As a surgery professor at Case Western Reserve University in Cleveland, Ohio, in 1947, Dr. Claude Beck observed that ventricular fibrillation occurred fairly often when a patient’s heart wasn’t all that diseased. He described them as “heart(s) too good to die” and he became determined to find a way to save the lives of these people.

Beck’s breakthrough moment occurred in the operating room with a 14-year-old heart patient suffering from a congenital heart disorder. The boy was undergoing open heart surgery and required 45 minutes of manual cardiac massage to keep blood flowing adequately. Beck called for a heart defibrillator, which at that time was a large, unwieldy device on wheels that worked basically as an electrical transformer.

When Beck administered the drug, procainamide, applied the two paddles of the heart defibrillator to the patient’s heart, and transmitted a shock, the boy’s heart regained a natural, healthy rhythm.

Since that time, the heart defibrillator has gone through a remarkable series of evolutions and, today, one version of the heart defibrillator is a small, fully automated device that someone with no medical training at all can use.

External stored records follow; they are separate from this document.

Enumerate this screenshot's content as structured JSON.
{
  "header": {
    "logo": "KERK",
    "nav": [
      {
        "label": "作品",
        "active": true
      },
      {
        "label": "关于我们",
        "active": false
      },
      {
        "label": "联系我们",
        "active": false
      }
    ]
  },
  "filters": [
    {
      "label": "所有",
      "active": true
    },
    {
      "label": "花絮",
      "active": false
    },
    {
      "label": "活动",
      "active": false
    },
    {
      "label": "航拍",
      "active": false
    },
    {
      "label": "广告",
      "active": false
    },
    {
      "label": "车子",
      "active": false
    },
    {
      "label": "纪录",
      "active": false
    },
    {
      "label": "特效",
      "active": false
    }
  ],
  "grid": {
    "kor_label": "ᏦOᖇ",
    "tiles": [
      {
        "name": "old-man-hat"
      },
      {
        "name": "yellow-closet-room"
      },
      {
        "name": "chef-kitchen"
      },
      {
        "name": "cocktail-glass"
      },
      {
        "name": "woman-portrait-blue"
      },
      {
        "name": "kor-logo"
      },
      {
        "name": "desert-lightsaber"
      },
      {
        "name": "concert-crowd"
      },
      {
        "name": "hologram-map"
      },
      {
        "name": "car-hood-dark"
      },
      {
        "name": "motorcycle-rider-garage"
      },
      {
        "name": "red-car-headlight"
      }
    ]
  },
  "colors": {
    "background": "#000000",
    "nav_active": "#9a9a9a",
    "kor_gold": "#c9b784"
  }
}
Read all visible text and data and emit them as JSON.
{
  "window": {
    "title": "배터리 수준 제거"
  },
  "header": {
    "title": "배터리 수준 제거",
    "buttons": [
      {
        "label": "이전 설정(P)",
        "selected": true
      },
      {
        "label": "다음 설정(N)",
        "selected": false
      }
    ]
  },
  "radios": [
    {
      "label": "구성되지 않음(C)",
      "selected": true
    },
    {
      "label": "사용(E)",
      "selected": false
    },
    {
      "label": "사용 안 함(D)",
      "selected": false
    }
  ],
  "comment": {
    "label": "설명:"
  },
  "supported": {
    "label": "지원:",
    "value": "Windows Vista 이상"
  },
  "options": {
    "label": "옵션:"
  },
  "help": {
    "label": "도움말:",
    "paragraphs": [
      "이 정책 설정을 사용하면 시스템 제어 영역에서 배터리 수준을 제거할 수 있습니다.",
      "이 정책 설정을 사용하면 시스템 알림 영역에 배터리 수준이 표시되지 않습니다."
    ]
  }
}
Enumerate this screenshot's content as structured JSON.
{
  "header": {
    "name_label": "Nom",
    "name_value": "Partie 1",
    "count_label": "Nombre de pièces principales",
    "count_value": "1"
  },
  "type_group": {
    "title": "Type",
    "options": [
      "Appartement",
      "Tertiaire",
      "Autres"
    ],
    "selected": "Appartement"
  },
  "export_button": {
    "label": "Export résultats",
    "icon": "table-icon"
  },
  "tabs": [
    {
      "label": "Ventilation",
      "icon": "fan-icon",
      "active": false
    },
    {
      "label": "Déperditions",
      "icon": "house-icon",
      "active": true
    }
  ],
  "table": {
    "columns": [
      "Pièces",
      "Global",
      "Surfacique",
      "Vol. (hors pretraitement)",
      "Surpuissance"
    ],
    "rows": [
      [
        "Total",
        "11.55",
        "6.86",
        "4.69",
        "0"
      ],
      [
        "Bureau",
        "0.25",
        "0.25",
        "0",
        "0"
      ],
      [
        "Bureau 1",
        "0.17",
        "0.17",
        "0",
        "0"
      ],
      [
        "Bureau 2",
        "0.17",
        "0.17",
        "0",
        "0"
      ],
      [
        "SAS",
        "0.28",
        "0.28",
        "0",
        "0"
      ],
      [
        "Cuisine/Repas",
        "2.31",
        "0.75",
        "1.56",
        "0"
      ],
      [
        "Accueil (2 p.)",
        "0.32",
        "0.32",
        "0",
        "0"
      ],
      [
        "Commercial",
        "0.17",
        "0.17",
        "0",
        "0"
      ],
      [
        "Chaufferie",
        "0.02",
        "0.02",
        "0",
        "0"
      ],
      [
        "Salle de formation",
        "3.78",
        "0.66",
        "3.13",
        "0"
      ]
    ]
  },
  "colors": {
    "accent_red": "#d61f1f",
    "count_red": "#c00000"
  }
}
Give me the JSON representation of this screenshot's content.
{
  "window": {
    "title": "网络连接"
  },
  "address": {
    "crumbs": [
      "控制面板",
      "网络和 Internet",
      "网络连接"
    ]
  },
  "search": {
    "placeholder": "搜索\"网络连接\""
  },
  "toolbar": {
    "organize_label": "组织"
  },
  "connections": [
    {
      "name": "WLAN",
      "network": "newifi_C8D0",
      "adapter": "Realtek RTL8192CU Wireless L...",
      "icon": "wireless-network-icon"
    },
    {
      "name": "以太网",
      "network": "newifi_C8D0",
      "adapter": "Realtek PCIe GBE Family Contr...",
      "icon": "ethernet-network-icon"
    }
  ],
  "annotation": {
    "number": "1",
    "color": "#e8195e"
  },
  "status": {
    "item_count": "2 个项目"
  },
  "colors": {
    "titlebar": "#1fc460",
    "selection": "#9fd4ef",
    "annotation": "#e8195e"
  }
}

In Frunze, USSR, during the 1950s, Dr. V. Eskin and his assistant, A. Klimov, perfected the closed-chest heart defibrillator, which eliminated the need for surgically opening the chest cavity to administer a life-saving shock.

In the 1960s, Professor Frank Pantridge engineered a portable form of heart defibrillator he could take to patients wherever they happened to be in Belfast, Ireland. Until that time, the only hope of defibrillation occurred when a patient’s ventricular fibrillation or tachycardia happened with medical professionals as direct eyewitnesses to the event.

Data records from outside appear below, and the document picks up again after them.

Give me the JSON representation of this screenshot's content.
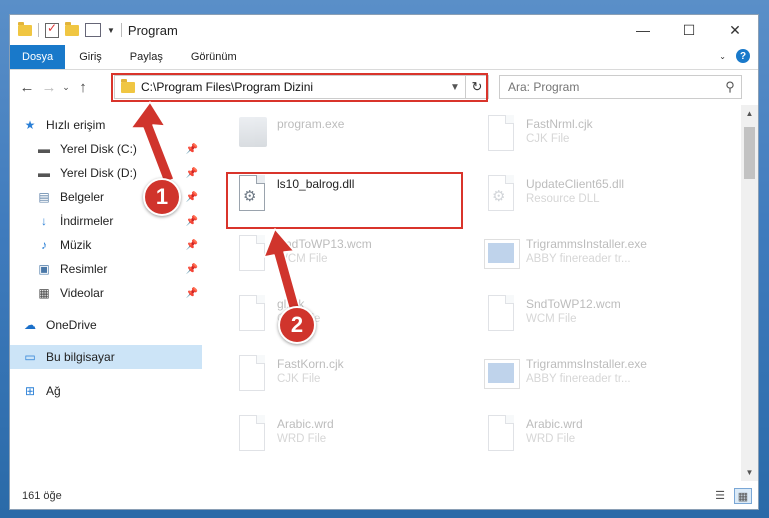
{
  "window": {
    "title": "Program",
    "controls": {
      "minimize": "—",
      "maximize": "☐",
      "close": "✕"
    }
  },
  "ribbon": {
    "tabs": [
      "Dosya",
      "Giriş",
      "Paylaş",
      "Görünüm"
    ],
    "help": "?"
  },
  "navigation": {
    "address": "C:\\Program Files\\Program Dizini",
    "search_placeholder": "Ara: Program"
  },
  "sidebar": {
    "items": [
      {
        "label": "Hızlı erişim",
        "icon": "star-icon"
      },
      {
        "label": "Yerel Disk (C:)",
        "icon": "drive-icon",
        "pinned": true
      },
      {
        "label": "Yerel Disk (D:)",
        "icon": "drive-icon",
        "pinned": true
      },
      {
        "label": "Belgeler",
        "icon": "documents-icon",
        "pinned": true
      },
      {
        "label": "İndirmeler",
        "icon": "downloads-icon",
        "pinned": true
      },
      {
        "label": "Müzik",
        "icon": "music-icon",
        "pinned": true
      },
      {
        "label": "Resimler",
        "icon": "pictures-icon",
        "pinned": true
      },
      {
        "label": "Videolar",
        "icon": "videos-icon",
        "pinned": true
      },
      {
        "label": "OneDrive",
        "icon": "cloud-icon"
      },
      {
        "label": "Bu bilgisayar",
        "icon": "computer-icon",
        "selected": true
      },
      {
        "label": "Ağ",
        "icon": "network-icon"
      }
    ]
  },
  "files": [
    {
      "name": "program.exe",
      "type": "",
      "icon": "exe-icon",
      "faded": true
    },
    {
      "name": "FastNrml.cjk",
      "type": "CJK File",
      "icon": "document-icon",
      "faded": true
    },
    {
      "name": "ls10_balrog.dll",
      "type": "",
      "icon": "dll-gear-icon",
      "faded": false,
      "highlighted": true
    },
    {
      "name": "UpdateClient65.dll",
      "type": "Resource DLL",
      "icon": "dll-gear-icon",
      "faded": true
    },
    {
      "name": "SndToWP13.wcm",
      "type": "WCM File",
      "icon": "document-icon",
      "faded": true
    },
    {
      "name": "TrigrammsInstaller.exe",
      "type": "ABBY finereader tr...",
      "icon": "abby-icon",
      "faded": true
    },
    {
      "name": "gl.cjk",
      "type": "CJK File",
      "icon": "document-icon",
      "faded": true
    },
    {
      "name": "SndToWP12.wcm",
      "type": "WCM File",
      "icon": "document-icon",
      "faded": true
    },
    {
      "name": "FastKorn.cjk",
      "type": "CJK File",
      "icon": "document-icon",
      "faded": true
    },
    {
      "name": "TrigrammsInstaller.exe",
      "type": "ABBY finereader tr...",
      "icon": "abby-icon",
      "faded": true
    },
    {
      "name": "Arabic.wrd",
      "type": "WRD File",
      "icon": "document-icon",
      "faded": true
    },
    {
      "name": "Arabic.wrd",
      "type": "WRD File",
      "icon": "document-icon",
      "faded": true
    }
  ],
  "status": {
    "item_count": "161 öğe"
  },
  "callouts": {
    "one": "1",
    "two": "2"
  },
  "colors": {
    "highlight": "#d9342b",
    "callout": "#d0342c",
    "accent": "#1979ca"
  }
}
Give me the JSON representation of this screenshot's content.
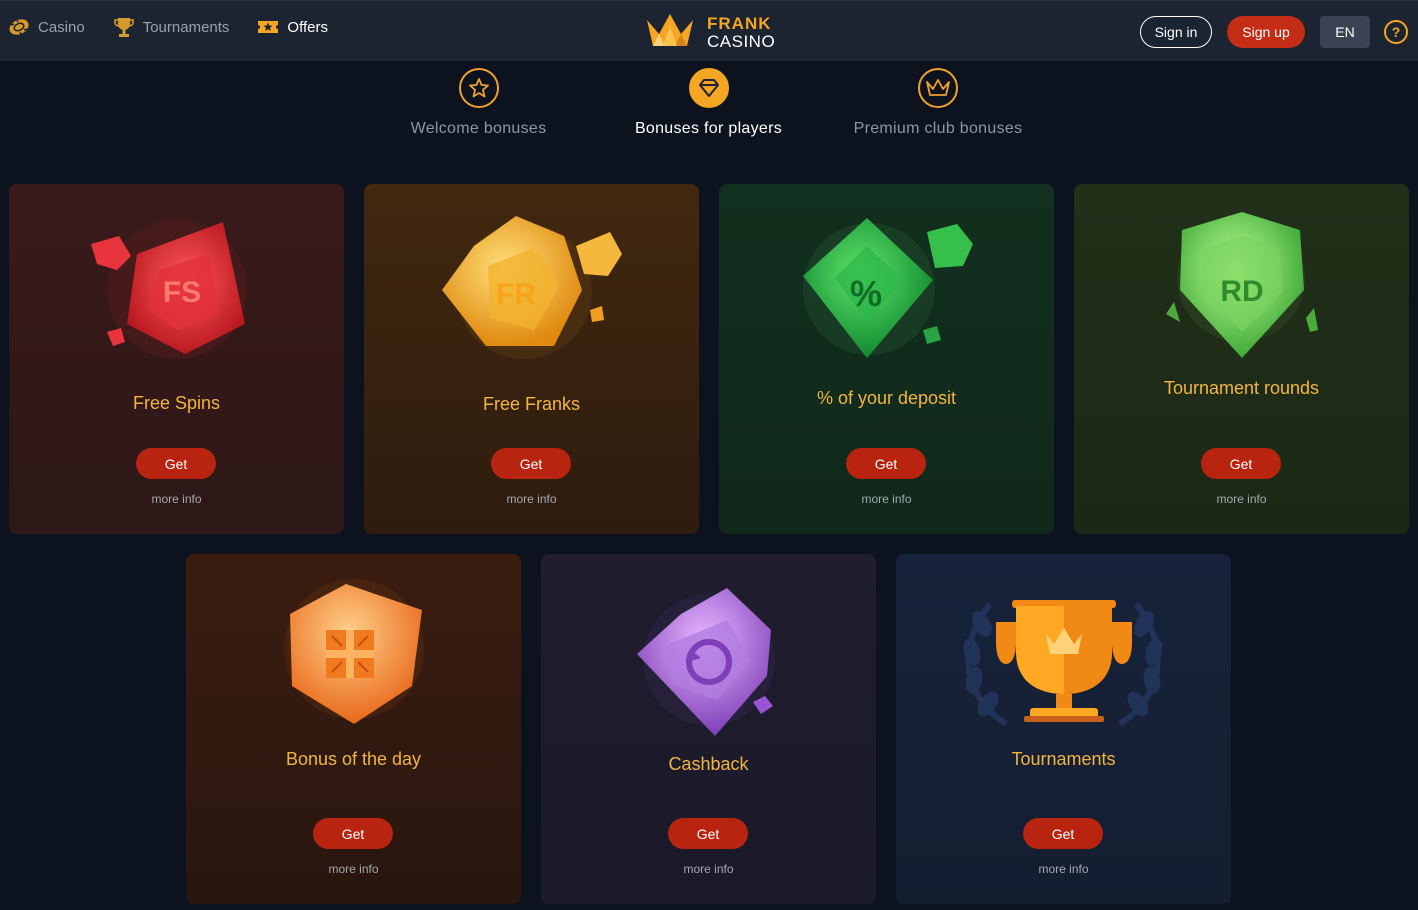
{
  "header": {
    "nav": [
      {
        "label": "Casino",
        "icon": "casino-chip-icon"
      },
      {
        "label": "Tournaments",
        "icon": "trophy-icon"
      },
      {
        "label": "Offers",
        "icon": "ticket-star-icon"
      }
    ],
    "logo": {
      "line1": "FRANK",
      "line2": "CASINO"
    },
    "signin_label": "Sign in",
    "signup_label": "Sign up",
    "lang_label": "EN",
    "help_label": "?"
  },
  "tabs": [
    {
      "label": "Welcome bonuses",
      "icon": "star-icon",
      "active": false
    },
    {
      "label": "Bonuses for players",
      "icon": "diamond-icon",
      "active": true
    },
    {
      "label": "Premium club bonuses",
      "icon": "crown-icon",
      "active": false
    }
  ],
  "cards": [
    {
      "title": "Free Spins",
      "gem_text": "FS",
      "get_label": "Get",
      "more_label": "more info"
    },
    {
      "title": "Free Franks",
      "gem_text": "FR",
      "get_label": "Get",
      "more_label": "more info"
    },
    {
      "title": "% of your deposit",
      "gem_text": "%",
      "get_label": "Get",
      "more_label": "more info"
    },
    {
      "title": "Tournament rounds",
      "gem_text": "RD",
      "get_label": "Get",
      "more_label": "more info"
    },
    {
      "title": "Bonus of the day",
      "gem_text": "",
      "get_label": "Get",
      "more_label": "more info"
    },
    {
      "title": "Cashback",
      "gem_text": "",
      "get_label": "Get",
      "more_label": "more info"
    },
    {
      "title": "Tournaments",
      "gem_text": "",
      "get_label": "Get",
      "more_label": "more info"
    }
  ],
  "colors": {
    "accent": "#f5a623",
    "button_red": "#c52c16",
    "background": "#0d131e"
  }
}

The heart defibrillator got smaller and much less bulky in the 1980s when an engineer, Barouh Berkovits, devised a better way to apply the electrical shock. His inspiration came from the work of Bernard Lown.

Heart defibrillators got even smaller when a team of doctors at Sinai Hospital in Baltimore, Maryland, developed a defibrillator that could be implanted directly into the patient’s body. It went everywhere with the patient and produced electrical impulses any time its monitor detected irregular rhythms.

Today’s heart patient can have an automated heart defibrillator at home, in his car, and everywhere he chooses to take it. In many cases, an implanted device isn’t necessary and the patient can carry it with almost the same ease as carrying a briefcase or camera case.

If the heart defibrillator case gets left at home, there’s little need to worry. A growing number of public places have automated heart defibrillators installed on site where they’re handy whenever the need arises. And they’re so easy to use, no formal training is required.